Адин шрам на шее… Дикий, страшный, на ее тонкой певческой шее, он его всегда пугал, хорошо еще, он у нее прятался под прической, под волосами… Она сказала ему: я в лагере доходила до отчаяния, хотела покончить с собой, резанула себя по шее пилой, да не вышел номер, спасли, откачали… хорошие там лепилы были, в лагере… Он еще спросил тогда, поморщившись: что такое лепилы? Она насмешливо ответила: врачи…
Sic transit…
Он наклонился через борт. Качка усиливалась. Он перегнулся еще ниже. Черная, агатово-масленая вода вспыхивала изнутри, фосфоресцировала, играла, как играют чешуей светящиеся рыбы, как играет призрачная далекая музыка. Он нагнулся еще ниже и не удержался за релинг.
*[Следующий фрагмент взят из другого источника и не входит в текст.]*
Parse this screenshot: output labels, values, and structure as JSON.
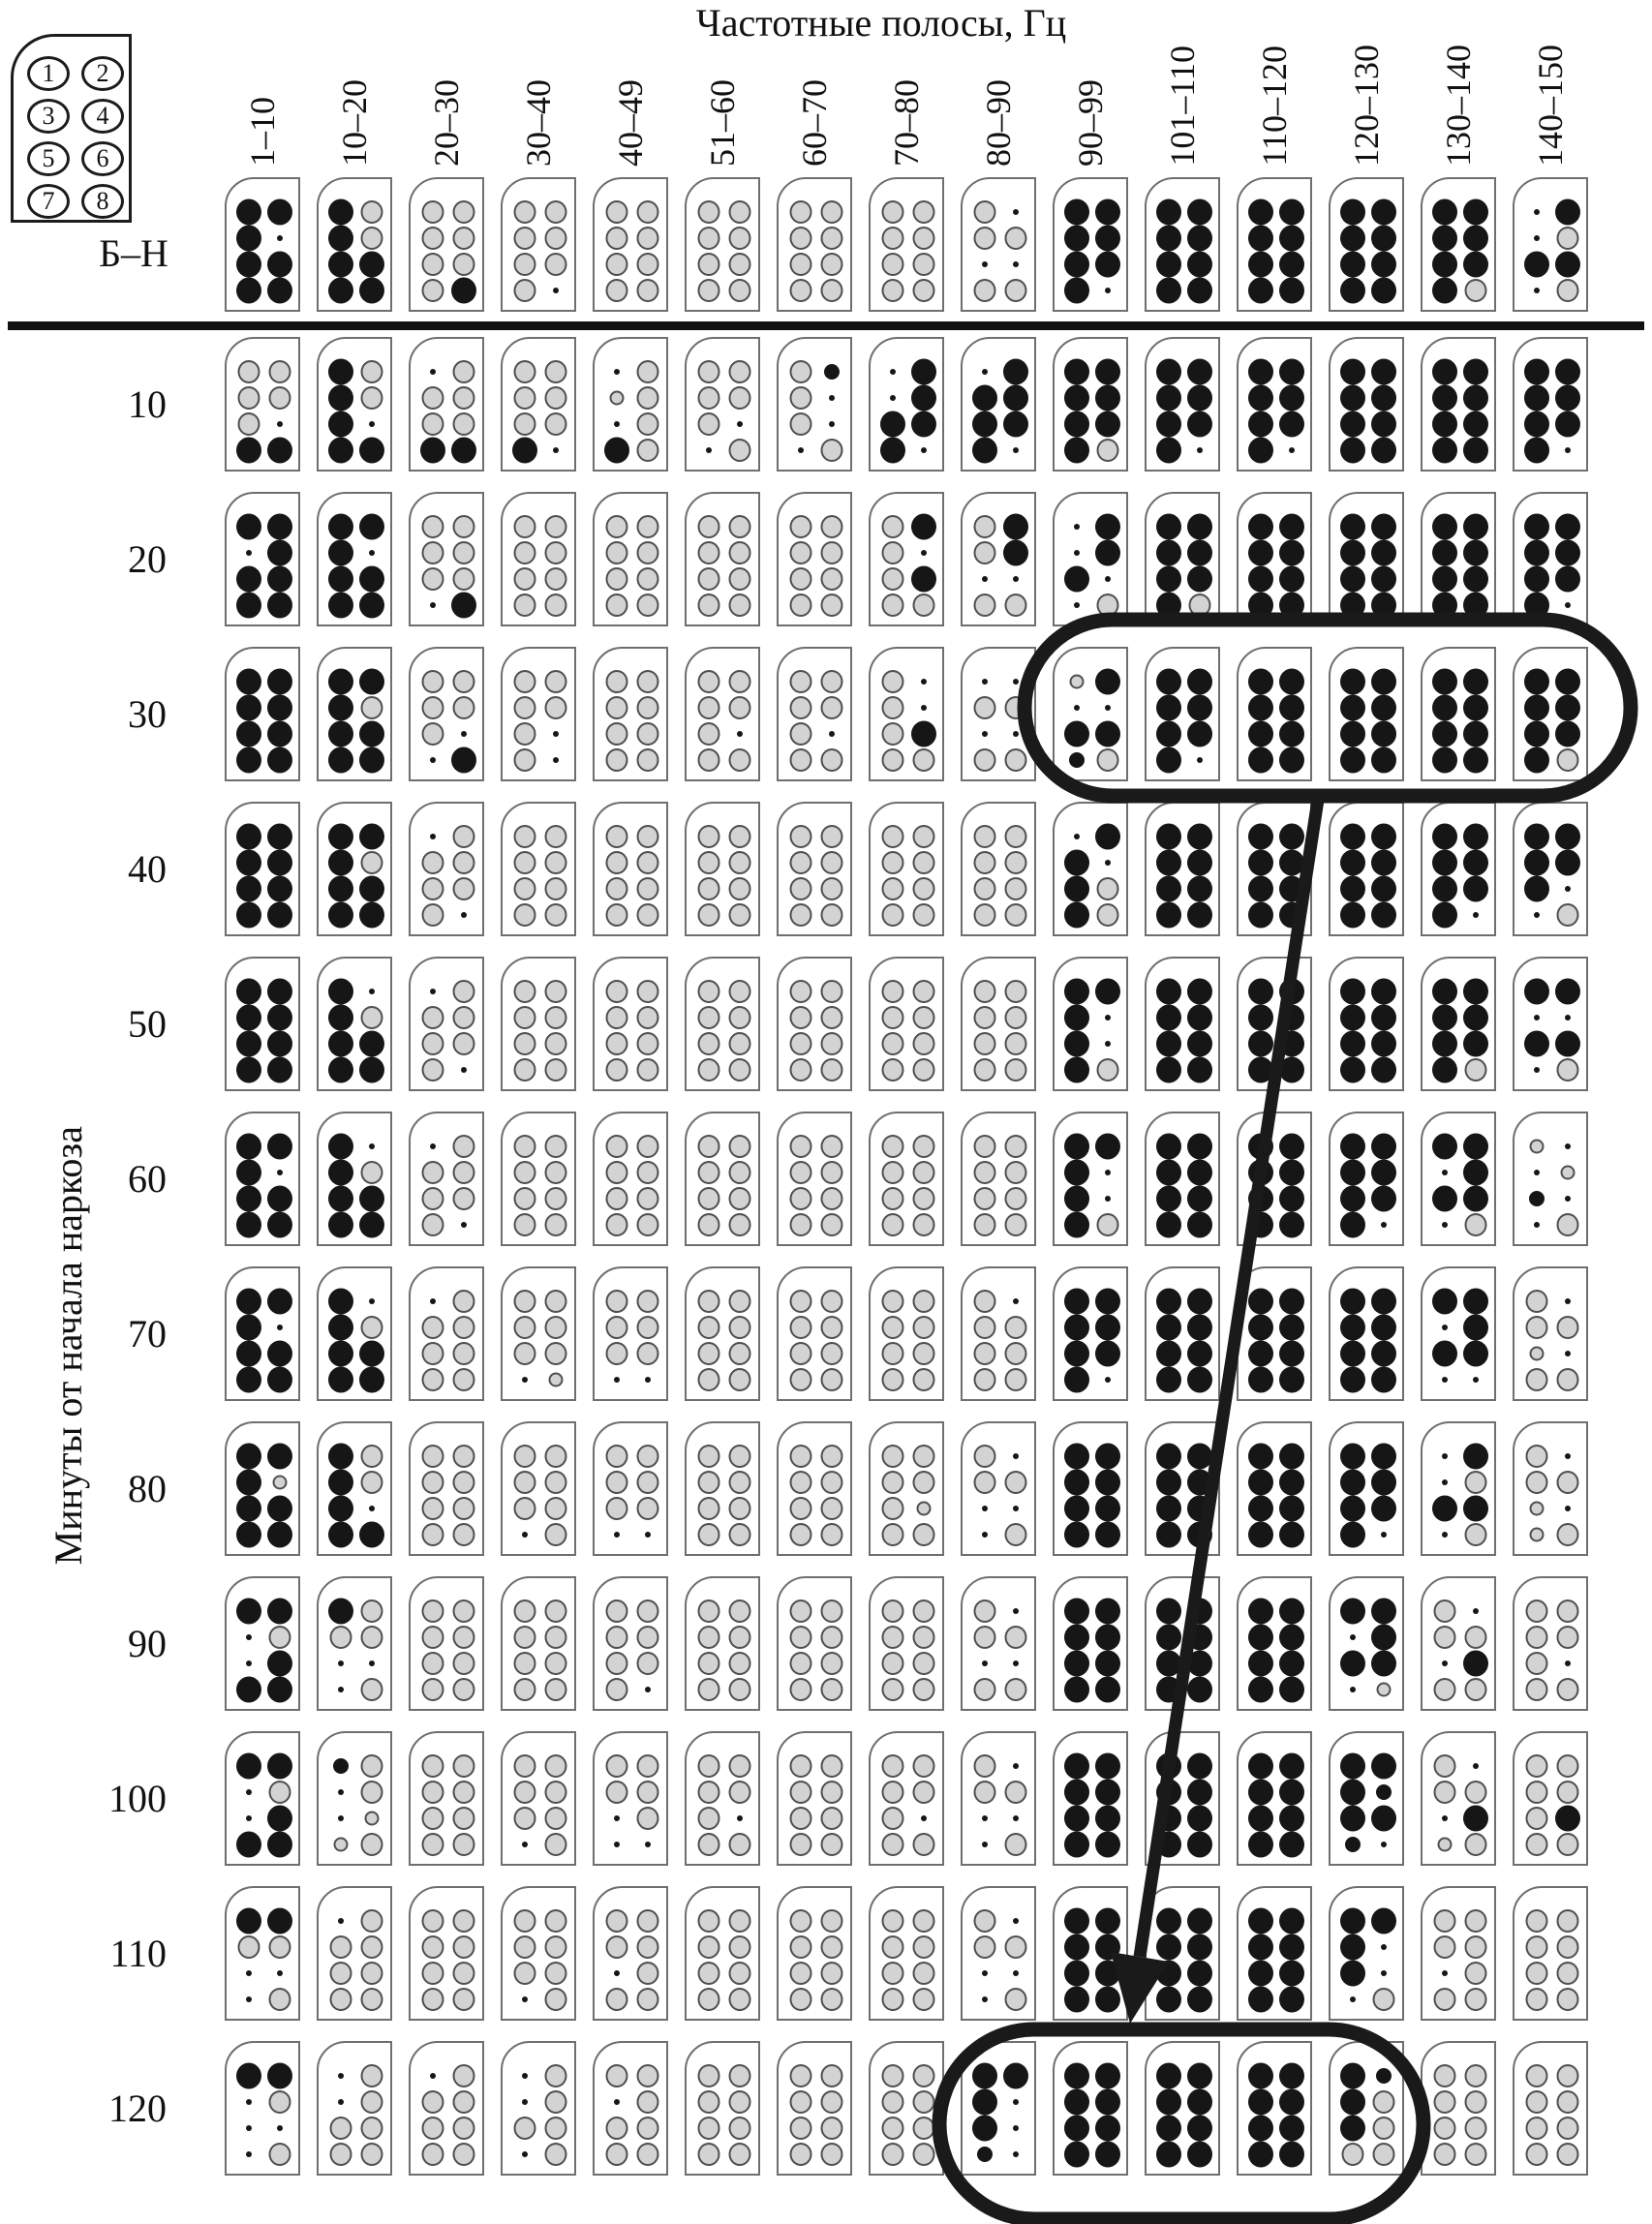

Падая в колышущееся, светящееся под ним море, он услышал рядом с собой детский резкий крик. Крик отдался внутри него. Он захлебнулся первым же глотком. Розовая дорожка от красной взошедшей Луны стелилась, вспыхивала по черной воде.
…Время обернулось и поглядело на себя, старое и седое, в осколок старого зеркала, вынутого украдкой из-под полы штопанного лагерного ватника.
Время, зачем ты смотришься в зеркало, ты ведь не женщина, время?
Женщине приходит время рожать; время умирать ей еще не настало, не торопи его.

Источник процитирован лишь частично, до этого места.